The Blue Jays entered Wednesday having recorded just one hit and one walk the first time through the batting order in each of their six games this year.

“Players go through slumps and everyone’s going through it at the same time early on,” Montoyo said before Toronto concluded a three-game series against the division-rival Baltimore Orioles on Wednesday. “It’s just not a good feeling for the whole team, but they’re going to come out of it. I know that’s the right thing to say, but it really is.

“They’re better hitters than what they’re hitting right now. When that’s going to happen, I don’t know, but it’s coming. Nobody’s going to hit .100 – we’re better than that. We know that.”

Toronto batted a cumulative .182 with a .251 on-base percentage over the season’s first six games.

And the Blue Jays haven’t exactly faced stellar starting pitching so far this season either.

Detroit’s Jordan Zimmermann, who held a 4.52 earned-run average last year and a 6.08 ERA in 2017, had a perfect game going against Toronto in the season-opener last week. Then Baltimore’s David Hess, owner of a 3-10 record and 4.88 ERA in 2018, was pulled in the seventh inning of Monday’s game with a no-hitter intact.
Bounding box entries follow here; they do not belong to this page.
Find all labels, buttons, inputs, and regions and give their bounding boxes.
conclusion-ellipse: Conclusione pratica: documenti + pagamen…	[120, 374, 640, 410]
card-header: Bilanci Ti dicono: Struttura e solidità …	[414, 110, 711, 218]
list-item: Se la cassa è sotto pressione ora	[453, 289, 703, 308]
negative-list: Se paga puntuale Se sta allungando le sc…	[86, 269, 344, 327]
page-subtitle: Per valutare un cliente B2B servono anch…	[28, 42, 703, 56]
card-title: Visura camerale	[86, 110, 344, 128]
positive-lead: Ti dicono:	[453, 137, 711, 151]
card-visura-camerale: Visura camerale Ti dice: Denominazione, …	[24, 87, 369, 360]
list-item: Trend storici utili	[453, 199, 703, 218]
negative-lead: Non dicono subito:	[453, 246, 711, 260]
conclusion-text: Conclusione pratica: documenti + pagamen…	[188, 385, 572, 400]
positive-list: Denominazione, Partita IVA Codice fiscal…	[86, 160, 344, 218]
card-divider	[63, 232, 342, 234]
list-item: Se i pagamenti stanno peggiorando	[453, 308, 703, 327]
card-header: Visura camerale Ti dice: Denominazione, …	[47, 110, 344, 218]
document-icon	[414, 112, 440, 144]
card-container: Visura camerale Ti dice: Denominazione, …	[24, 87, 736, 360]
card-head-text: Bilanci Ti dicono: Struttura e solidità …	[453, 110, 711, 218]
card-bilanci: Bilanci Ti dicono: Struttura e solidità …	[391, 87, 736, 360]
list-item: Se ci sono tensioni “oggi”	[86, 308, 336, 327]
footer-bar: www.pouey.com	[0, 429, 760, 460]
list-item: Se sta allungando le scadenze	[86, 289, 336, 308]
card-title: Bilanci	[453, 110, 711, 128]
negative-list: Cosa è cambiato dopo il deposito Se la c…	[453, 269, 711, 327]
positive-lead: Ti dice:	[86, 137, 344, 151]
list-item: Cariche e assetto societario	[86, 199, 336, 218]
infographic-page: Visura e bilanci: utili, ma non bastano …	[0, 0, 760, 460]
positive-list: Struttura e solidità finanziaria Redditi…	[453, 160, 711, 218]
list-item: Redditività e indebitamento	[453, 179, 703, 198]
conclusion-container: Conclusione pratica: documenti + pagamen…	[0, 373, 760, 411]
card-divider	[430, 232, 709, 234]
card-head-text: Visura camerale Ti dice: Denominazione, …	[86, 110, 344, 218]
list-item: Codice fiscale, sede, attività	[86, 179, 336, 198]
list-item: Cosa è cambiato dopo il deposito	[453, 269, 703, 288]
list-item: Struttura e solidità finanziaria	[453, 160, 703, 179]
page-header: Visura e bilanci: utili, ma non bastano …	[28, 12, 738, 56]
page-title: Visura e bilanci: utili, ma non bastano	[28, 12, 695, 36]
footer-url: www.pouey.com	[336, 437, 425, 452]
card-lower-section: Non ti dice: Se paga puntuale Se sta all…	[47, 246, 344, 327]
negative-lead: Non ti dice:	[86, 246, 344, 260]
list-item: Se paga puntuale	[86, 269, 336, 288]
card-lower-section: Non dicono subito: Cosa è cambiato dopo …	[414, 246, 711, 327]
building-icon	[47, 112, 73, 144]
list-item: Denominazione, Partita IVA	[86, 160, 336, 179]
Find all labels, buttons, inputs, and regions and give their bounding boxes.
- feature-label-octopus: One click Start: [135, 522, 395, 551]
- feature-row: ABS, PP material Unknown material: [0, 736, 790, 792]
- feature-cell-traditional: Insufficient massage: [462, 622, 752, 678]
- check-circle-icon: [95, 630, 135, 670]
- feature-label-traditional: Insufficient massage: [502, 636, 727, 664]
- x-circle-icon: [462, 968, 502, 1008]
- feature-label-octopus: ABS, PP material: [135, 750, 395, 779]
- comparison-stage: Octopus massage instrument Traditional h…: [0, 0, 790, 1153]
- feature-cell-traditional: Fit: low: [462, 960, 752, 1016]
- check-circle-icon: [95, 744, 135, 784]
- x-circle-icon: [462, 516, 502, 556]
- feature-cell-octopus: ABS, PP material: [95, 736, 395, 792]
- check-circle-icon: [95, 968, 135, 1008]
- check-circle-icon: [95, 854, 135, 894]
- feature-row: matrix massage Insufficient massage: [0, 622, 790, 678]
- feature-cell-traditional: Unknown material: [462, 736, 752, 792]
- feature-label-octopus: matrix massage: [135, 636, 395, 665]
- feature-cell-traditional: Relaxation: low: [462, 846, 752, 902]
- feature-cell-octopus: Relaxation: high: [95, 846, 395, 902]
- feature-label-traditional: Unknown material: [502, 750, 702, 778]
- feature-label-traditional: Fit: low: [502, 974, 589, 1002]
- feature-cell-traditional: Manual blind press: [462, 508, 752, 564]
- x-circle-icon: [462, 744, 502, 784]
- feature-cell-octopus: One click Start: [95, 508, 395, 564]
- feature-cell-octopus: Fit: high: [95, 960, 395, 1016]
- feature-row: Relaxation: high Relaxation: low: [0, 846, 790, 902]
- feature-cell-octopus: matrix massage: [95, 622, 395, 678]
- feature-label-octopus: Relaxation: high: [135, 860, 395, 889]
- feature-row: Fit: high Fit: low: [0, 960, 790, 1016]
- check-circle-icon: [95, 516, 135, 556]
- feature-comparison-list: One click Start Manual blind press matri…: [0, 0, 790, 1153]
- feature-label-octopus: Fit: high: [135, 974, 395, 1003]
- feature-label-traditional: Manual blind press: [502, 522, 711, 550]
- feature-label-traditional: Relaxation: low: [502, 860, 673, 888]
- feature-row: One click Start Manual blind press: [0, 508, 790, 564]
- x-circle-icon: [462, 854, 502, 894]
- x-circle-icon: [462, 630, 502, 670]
Montoyo said the defence of the Tigers and Orioles has made things more difficult for his hitters.

“The right-handers have been shifted, all of them, so that’s not a good sign,” he said. “We’ve got to make that adjustment and try to go the other way.”

Montoyo said there is an effort under way to make that change, noting that he had spoken to the team’s other coaches earlier Wednesday about switching things up during batting practice to help get the juices flowing and encourage hitters to find holes in the field when the shift is on.

The rookie manager also added that the struggles at the plate seem to be having a domino effect throughout his young batting order.

“We’re pulling off the ball, everybody’s doing the same thing, everybody’s pressing,” Montoyo said. “When somebody presses it kind of goes to everybody else.

“Have I ever seen anything like this, the one hit in 50-something [at bats]? No I haven’t. I’ve seen it now but it’s going to change.”